ASTEROID-SIZED balls of magma hurtled through our infant solar system, and spray from their many collisions provided much of the raw material that formed Earth and its rocky siblings. That’s according to a new take on an old theory that challenges the notion that the solar system started out as a placid sea of dust motes which simply clumped together to form planets.
The early family tree of our solar system’s rocky planets features tiny glassy spheres called chondrules, found today inside ancient meteorites. The origins of chondrules, which are typically about a millimetre across, are shrouded in mystery. They make up much of the material preserved in meteorites that were formed about 2 million years after the solar system began and are thought to have clumped together to form asteroid-size planetesimals, which in turn agglomerated to make Earth and its peers.
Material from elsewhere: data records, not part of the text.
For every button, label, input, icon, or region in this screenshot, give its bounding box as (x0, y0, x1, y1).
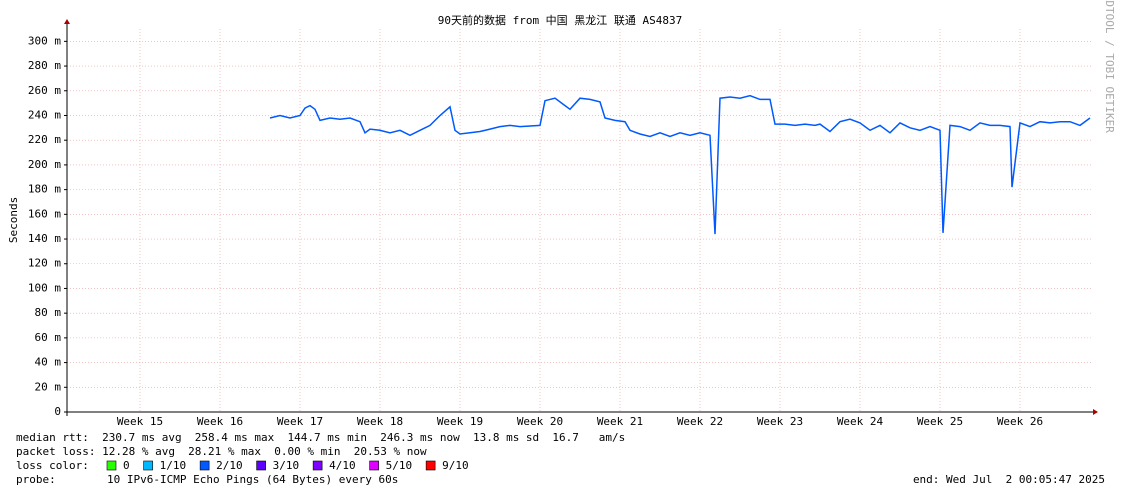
legend-swatch (312, 460, 323, 471)
legend-swatch (143, 460, 153, 471)
x-tick-label: Week 26 (997, 415, 1043, 428)
x-tick-label: Week 24 (837, 415, 884, 428)
probe-label: probe: (16, 473, 56, 486)
chart-title: 90天前的数据 from 中国 黑龙江 联通 AS4837 (438, 13, 683, 27)
y-axis-label: Seconds (7, 197, 20, 243)
stats-line: packet loss: 12.28 % avg 28.21 % max 0.0… (16, 445, 427, 458)
y-tick-label: 180 m (28, 183, 61, 196)
y-tick-label: 100 m (28, 281, 61, 294)
y-tick-label: 120 m (28, 257, 61, 270)
legend-swatch (425, 460, 436, 471)
legend-swatch (369, 460, 379, 471)
legend-swatch (199, 460, 210, 471)
series-line (269, 94, 1091, 235)
y-tick-label: 0 (54, 405, 61, 418)
x-tick-label: Week 18 (357, 415, 403, 428)
y-tick-label: 160 m (28, 207, 61, 220)
x-tick-label: Week 25 (917, 415, 963, 428)
plot (67, 29, 1093, 413)
legend-label: 1/10 (160, 459, 187, 472)
stats-line: median rtt: 230.7 ms avg 258.4 ms max 14… (16, 431, 625, 444)
loss-color-label: loss color: (16, 459, 89, 472)
legend-swatch (256, 460, 266, 471)
y-axis-arrow (64, 19, 70, 24)
y-tick-label: 60 m (35, 331, 62, 344)
x-axis-arrow (1093, 409, 1098, 415)
x-tick-label: Week 22 (677, 415, 723, 428)
y-tick-label: 240 m (28, 108, 61, 121)
y-tick-label: 200 m (28, 158, 61, 171)
x-tick-label: Week 23 (757, 415, 803, 428)
y-tick-label: 300 m (28, 34, 61, 47)
probe-text: 10 IPv6-ICMP Echo Pings (64 Bytes) every… (107, 473, 398, 486)
side-text: RRDTOOL / TOBI OETIKER (1103, 0, 1116, 133)
y-tick-label: 80 m (35, 306, 62, 319)
x-tick-label: Week 15 (117, 415, 163, 428)
y-tick-label: 140 m (28, 232, 61, 245)
x-tick-label: Week 17 (277, 415, 323, 428)
legend-swatch (106, 460, 117, 471)
y-tick-label: 220 m (28, 133, 61, 146)
legend-label: 4/10 (329, 459, 356, 472)
legend-label: 9/10 (442, 459, 469, 472)
x-tick-label: Week 20 (517, 415, 563, 428)
x-tick-label: Week 21 (597, 415, 643, 428)
y-tick-label: 280 m (28, 59, 61, 72)
legend-label: 0 (123, 459, 130, 472)
x-tick-label: Week 16 (197, 415, 243, 428)
y-tick-label: 260 m (28, 84, 61, 97)
y-tick-label: 40 m (35, 356, 62, 369)
legend-label: 3/10 (273, 459, 300, 472)
legend-label: 2/10 (216, 459, 243, 472)
end-time: end: Wed Jul 2 00:05:47 2025 (913, 473, 1105, 486)
x-tick-label: Week 19 (437, 415, 483, 428)
legend-label: 5/10 (386, 459, 413, 472)
y-tick-label: 20 m (35, 380, 62, 393)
Chondrules’ glassy composition and spheroidal shape show that they were once molten. According to the popular view, they formed when dust grains in the nebula surrounding the infant sun were suddenly heated, perhaps when cosmic lightning or shock waves shot through the nebula.
But calculations published in 2008 on the retention of sodium by the chondrules suggest they formed in dense swarms (Science, vol 320, p 1617). This is difficult to reconcile with the melting of dust motes in a nebula, which are expected to be widely spaced.
Now, Ian Sanders of Trinity College Dublin in Ireland says another formation scenario, involving collisions between asteroid-sized balls of magma – kept molten through their high radioactivity – offers a better explanation. Sanders renewed the case for the idea, first proposed in the 1980s, at this week’s meeting of the Meteoritical Society in Nancy, France.
Decay of radioactive isotopes today helps to keep the cores of relatively large bodies like Earth molten. Sanders argues that the greater abundance of radioactive material in the fledgling solar system means that if objects larger than 30 kilometres across formed, they would have melted through.
Collisions between such magma balls would breach their thin crusts of solid rock, spraying molten material into space, where the droplets would quickly cool to form chondrules.